Critical reactions focused on three points. First, the model's MMLU-Pro score of around 65 to 67 was below the leading open weight reasoning models on knowledge-heavy benchmarks, and Reka itself acknowledged this limitation. Second, the text-only scope was a step back from the original Flash's multimodal capability, which some observers considered a strategic retreat. Third, the 32,000 token context window was shorter than the 128,000 or longer windows offered by several peers in 2025, which limited use for long-document analysis without retrieval augmentation.

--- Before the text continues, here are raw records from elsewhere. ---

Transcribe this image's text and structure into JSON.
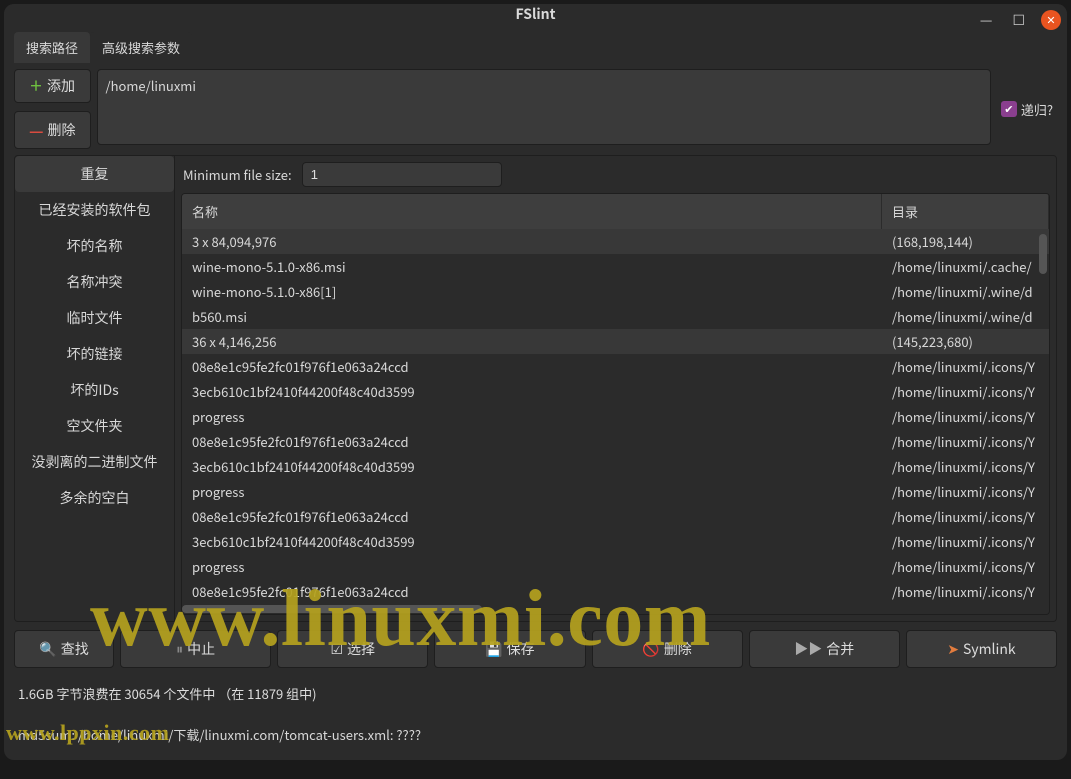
{
  "window": {
    "title": "FSlint"
  },
  "tabs": {
    "search_path": "搜索路径",
    "advanced": "高级搜索参数"
  },
  "path_buttons": {
    "add": "添加",
    "remove": "删除"
  },
  "path_box": {
    "path": "/home/linuxmi"
  },
  "recurse": {
    "label": "递归?"
  },
  "side_nav": [
    "重复",
    "已经安装的软件包",
    "坏的名称",
    "名称冲突",
    "临时文件",
    "坏的链接",
    "坏的IDs",
    "空文件夹",
    "没剥离的二进制文件",
    "多余的空白"
  ],
  "filter": {
    "label": "Minimum file size:",
    "value": "1"
  },
  "columns": {
    "name": "名称",
    "dir": "目录"
  },
  "rows": [
    {
      "group": true,
      "name": "3 x 84,094,976",
      "dir": "(168,198,144)"
    },
    {
      "name": "wine-mono-5.1.0-x86.msi",
      "dir": "/home/linuxmi/.cache/"
    },
    {
      "name": "wine-mono-5.1.0-x86[1]",
      "dir": "/home/linuxmi/.wine/d"
    },
    {
      "name": "b560.msi",
      "dir": "/home/linuxmi/.wine/d"
    },
    {
      "group": true,
      "name": "36 x 4,146,256",
      "dir": "(145,223,680)"
    },
    {
      "name": "08e8e1c95fe2fc01f976f1e063a24ccd",
      "dir": "/home/linuxmi/.icons/Y"
    },
    {
      "name": "3ecb610c1bf2410f44200f48c40d3599",
      "dir": "/home/linuxmi/.icons/Y"
    },
    {
      "name": "progress",
      "dir": "/home/linuxmi/.icons/Y"
    },
    {
      "name": "08e8e1c95fe2fc01f976f1e063a24ccd",
      "dir": "/home/linuxmi/.icons/Y"
    },
    {
      "name": "3ecb610c1bf2410f44200f48c40d3599",
      "dir": "/home/linuxmi/.icons/Y"
    },
    {
      "name": "progress",
      "dir": "/home/linuxmi/.icons/Y"
    },
    {
      "name": "08e8e1c95fe2fc01f976f1e063a24ccd",
      "dir": "/home/linuxmi/.icons/Y"
    },
    {
      "name": "3ecb610c1bf2410f44200f48c40d3599",
      "dir": "/home/linuxmi/.icons/Y"
    },
    {
      "name": "progress",
      "dir": "/home/linuxmi/.icons/Y"
    },
    {
      "name": "08e8e1c95fe2fc01f976f1e063a24ccd",
      "dir": "/home/linuxmi/.icons/Y"
    }
  ],
  "actions": {
    "find": "查找",
    "pause": "中止",
    "select": "选择",
    "save": "保存",
    "delete": "删除",
    "merge": "合并",
    "symlink": "Symlink"
  },
  "status": "1.6GB 字节浪费在 30654 个文件中 （在 11879 组中)",
  "md5": "md5sum: /home/linuxmi/下载/linuxmi.com/tomcat-users.xml: ????",
  "watermark1": "www.linuxmi.com",
  "watermark2": "www.lppxin.com"
}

For Reka the release served a different strategic purpose than chasing top benchmark scores. The company had spent 2023 and 2024 building a closed-source API business, and the Apache 2.0 release of Reka Flash 3 broadened developer awareness of the Reka stack ahead of the company's July 2025 funding round, in which Reka raised $110 million at a valuation above one billion dollars led by Nvidia and Snowflake. By mid-2025 Reka Flash 3 had become a commonly cited reference point for sub-30 billion parameter open weight reasoning models, alongside the DeepSeek distillations and Qwen QwQ.